CESAREAN SECTION
January 14, 1794 - Edom, VA, U.S.A.
Elizabeth Hog Bennett became the first woman in the U.S. to successfully give birth to a child by a Cesarean section. Her husband, Dr. Jessee Bennett of Edom, VA., performed the operation, though he had no anesthetic to give her. Another local doctor who he asked for assistance declined, citing excessive risk. In his place, he enlisted the help of two field hands to hold the mother on a wooden table. Whereas this operation was the first of its kind in the U.S., the history of the Cesarean operation has been traced as far back as ancient Chinese etchings that depict the procedure on apparently living women. Roman law under Julius Caesar decreed that all women who were dead or dying must be cut open to save the child.
TELEPHONE
January 14, 1878 - United Kingdom
The first demonstration of Alexander Graham Bell's telephone to Queen Victoria at her Osborne House estate on the Isle of Wight.

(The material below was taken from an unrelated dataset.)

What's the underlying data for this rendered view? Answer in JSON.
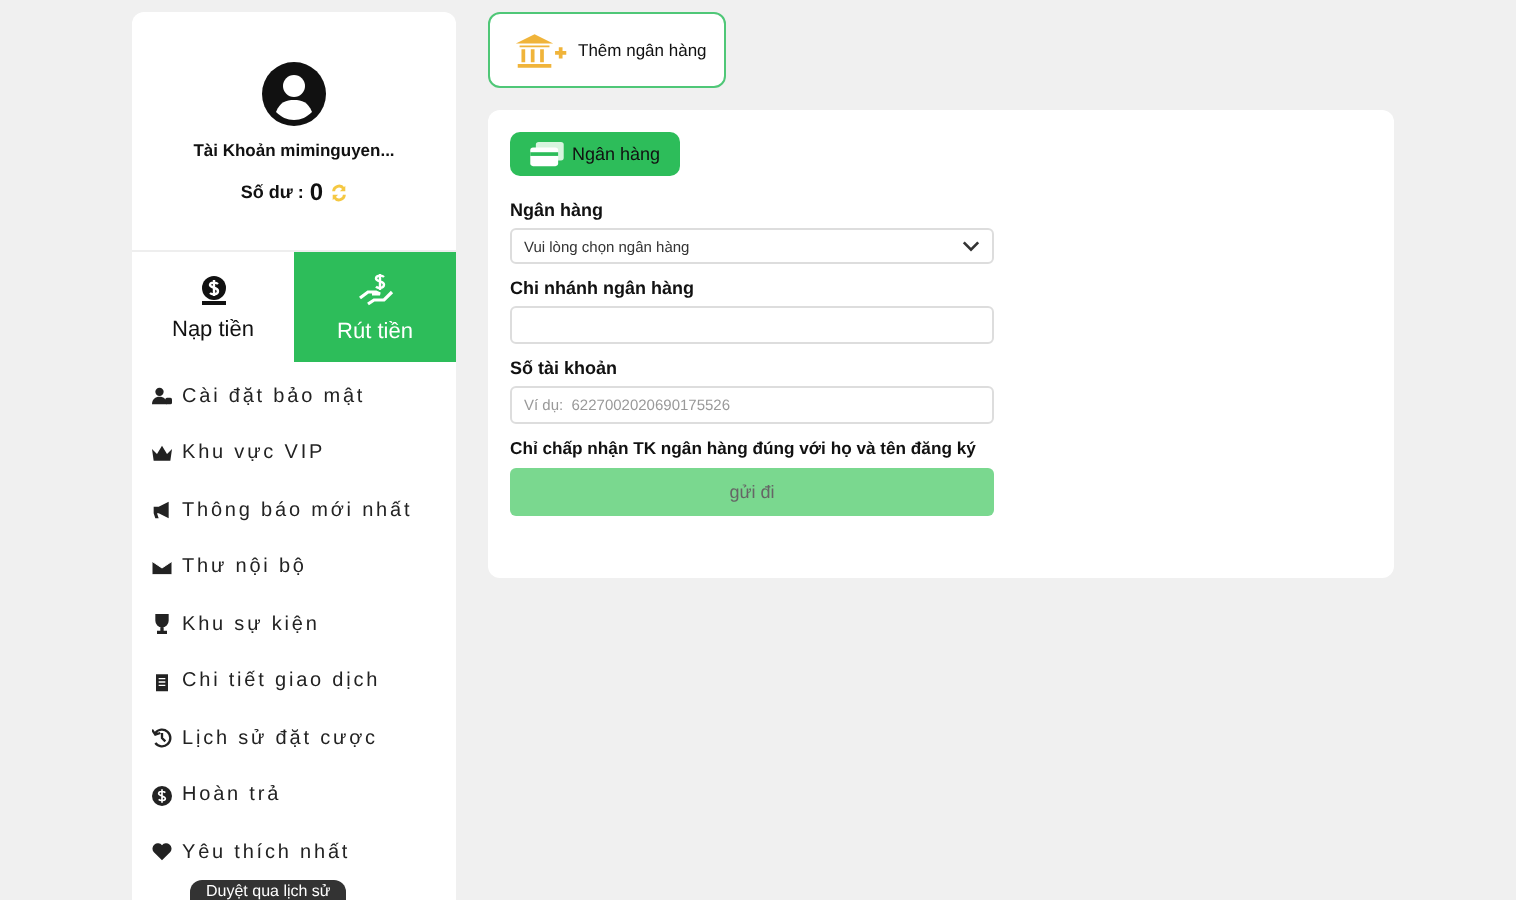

Bell had patented the telephone in 1876, and in 1877, Bell had come to England for his honeymoon, and spent time on business. He had demonstrated his device to telegraph engineers and given lectures to scientists. When the Queen saw his telephone, she was much impressed, and ordered a private line to be laid between Osborne House, on the Isle of Wight, and Buckingham Palace.